9780140380682
An island like you share button
Judith Ortiz Cofer
Format Paperback
Dimensions 4.44 (w) x 7.20 (h) x 0.38 (d)
Pages 176
Publisher New York : Puffin Books, 1996.
Publication Date 12/28/1996
ISBN 9780140380682
Book ISBN 10 014038068X
About Book
Twelve stories about young people caught between their Puerto Rican heritage and their American surroundings.
Reviews

Publishers Weekly - Publisher's Weekly

Cofer's (Silent Dancing: A Partial Remembrance of a Puerto Rican Childhood) 12 consistently sparkling, sharp short stories pungently recreate the atmosphere of a Puerto Rican barrio in Paterson, N.J. A different teenager is the focus of each entry, but the characters and the settings throughout are linked, often to great effect. In the poignant "Don Jos of La Mancha,'' Yolanda observes both critically and sympathetically as her widowed mother gingerly approaches a new relationship—with a man Yolanda considers a clueless hick; the reader has previously met Yolanda in "The One Who Watches,'' in which Yolanda's friend Doris describes the fear and anger she experiences as Yolanda goes shoplifting.
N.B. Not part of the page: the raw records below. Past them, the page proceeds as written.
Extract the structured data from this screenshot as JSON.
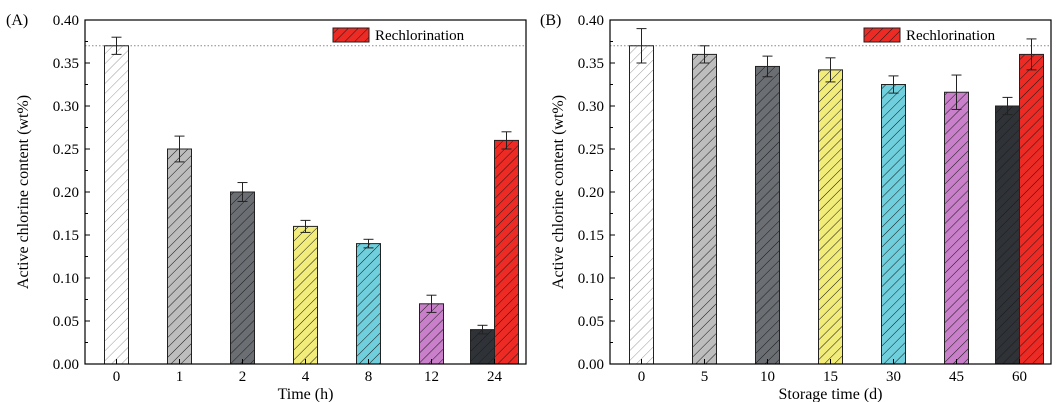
{
  "chart_data": [
    {
      "type": "bar",
      "panel_label": "(A)",
      "xlabel": "Time (h)",
      "ylabel": "Active chlorine content (wt%)",
      "ylim": [
        0,
        0.4
      ],
      "yticks": [
        "0.00",
        "0.05",
        "0.10",
        "0.15",
        "0.20",
        "0.25",
        "0.30",
        "0.35",
        "0.40"
      ],
      "categories": [
        "0",
        "1",
        "2",
        "4",
        "8",
        "12",
        "24"
      ],
      "reference_line": 0.37,
      "grid": false,
      "legend": {
        "label": "Rechlorination",
        "placement": "top-right"
      },
      "bars": [
        {
          "category": "0",
          "value": 0.37,
          "error": 0.01,
          "fill": "#ffffff"
        },
        {
          "category": "1",
          "value": 0.25,
          "error": 0.015,
          "fill": "#bdbdbd"
        },
        {
          "category": "2",
          "value": 0.2,
          "error": 0.011,
          "fill": "#6b6e73"
        },
        {
          "category": "4",
          "value": 0.16,
          "error": 0.007,
          "fill": "#f2ec7a"
        },
        {
          "category": "8",
          "value": 0.14,
          "error": 0.005,
          "fill": "#6fcfdc"
        },
        {
          "category": "12",
          "value": 0.07,
          "error": 0.01,
          "fill": "#c97fc9"
        },
        {
          "category": "24",
          "value": 0.04,
          "error": 0.005,
          "fill": "#2f3237"
        },
        {
          "category": "24",
          "value": 0.26,
          "error": 0.01,
          "fill": "#ee2a24",
          "rechlorination": true
        }
      ]
    },
    {
      "type": "bar",
      "panel_label": "(B)",
      "xlabel": "Storage time (d)",
      "ylabel": "Active chlorine content (wt%)",
      "ylim": [
        0,
        0.4
      ],
      "yticks": [
        "0.00",
        "0.05",
        "0.10",
        "0.15",
        "0.20",
        "0.25",
        "0.30",
        "0.35",
        "0.40"
      ],
      "categories": [
        "0",
        "5",
        "10",
        "15",
        "30",
        "45",
        "60"
      ],
      "reference_line": 0.37,
      "grid": false,
      "legend": {
        "label": "Rechlorination",
        "placement": "top-right"
      },
      "bars": [
        {
          "category": "0",
          "value": 0.37,
          "error": 0.02,
          "fill": "#ffffff"
        },
        {
          "category": "5",
          "value": 0.36,
          "error": 0.01,
          "fill": "#bdbdbd"
        },
        {
          "category": "10",
          "value": 0.346,
          "error": 0.012,
          "fill": "#6b6e73"
        },
        {
          "category": "15",
          "value": 0.342,
          "error": 0.014,
          "fill": "#f2ec7a"
        },
        {
          "category": "30",
          "value": 0.325,
          "error": 0.01,
          "fill": "#6fcfdc"
        },
        {
          "category": "45",
          "value": 0.316,
          "error": 0.02,
          "fill": "#c97fc9"
        },
        {
          "category": "60",
          "value": 0.3,
          "error": 0.01,
          "fill": "#2f3237"
        },
        {
          "category": "60",
          "value": 0.36,
          "error": 0.018,
          "fill": "#ee2a24",
          "rechlorination": true
        }
      ]
    }
  ]
}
In the surreally horrifying "Matoa's Mirror,'' Kenny gets high on a mixture of drugs and then watches himself in a mirror, as if he's on TV, while he is getting beaten up outside his building. The overarching theme—the struggle to transcend one's roots but never succeeding (nor really wanting to)—is explored with enormous humanity and humor. This fine collection may draw special attention for its depictions of an ethnic group underserved by YA writers, but Cofer's strong writing warrants a close look no matter what the topic. Ages 12-up. (Apr.)

The ALAN Review - Nancy E. Zuwiyya

In these twelve short stories, Coffer explores ethnicity in Paterson, New Jersey, where these Puerto Rican teenagers live. They complain about parents and trapped lives but also discuss boyfriends and beauty secrets. Coffer shows how teenagers think and respond in stereotypes. She lets the reader see that stereotypical thinking also has affected the way the reader reads. Not only do these teenagers reject their grandparents, but they also reject retarded adults, unwed teen mothers, and their heritage. Coffer also utilizes local color and the Spanish language to validate the experiences of these teenagers, whether at the local pool, the school, or El Building. Most of the stories are told from a first-person female point of view. A couple are third-person with a male protagonist. Students will learn much about perspective. Reading Coffer's book is like living in El Building and getting to know the neighborhood.

Hazel Rochman

"Dating is not a concept adults in our barrio really get." The contemporary teenage voices are candid, funny, weary, and irreverent in these stories about immigrant kids caught between their Puerto Rican families and the pull and push of the American dream. The young people hang out on the street in front of the tenement El Building in Paterson, New Jersey, where the radios are always turned full blast to the Spanish station and the thin walls can't hold the dramas of the real-life "telenovelas." As in her autobiographical adult collection Silent Dancing (1990), Cofer depicts a diverse neighborhood that's warm, vital, and nurturing, and that can be hell if you don't fit in. Some of the best stories are about those who try to leave. Each piece stands alone with its own inner structure, but the stories also gain from each other, and characters reappear in major and minor roles. The teen narrators sometimes sound too articulate, their metaphors overexplained, but no neat resolutions are offered, and the metaphor can get it just right (the people next door "could be either fighting or dancing"). Between the generations, there is tenderness and anger, sometimes shame. In one story, a teenage girl despises the newcomer just arrived from the island, but to her widowed mother, the hick ("jibaro") represents all she's homesick for. Raul Colon's glowing cover captures what's best about this collection: the sense of the individual in the pulsing, crowded street.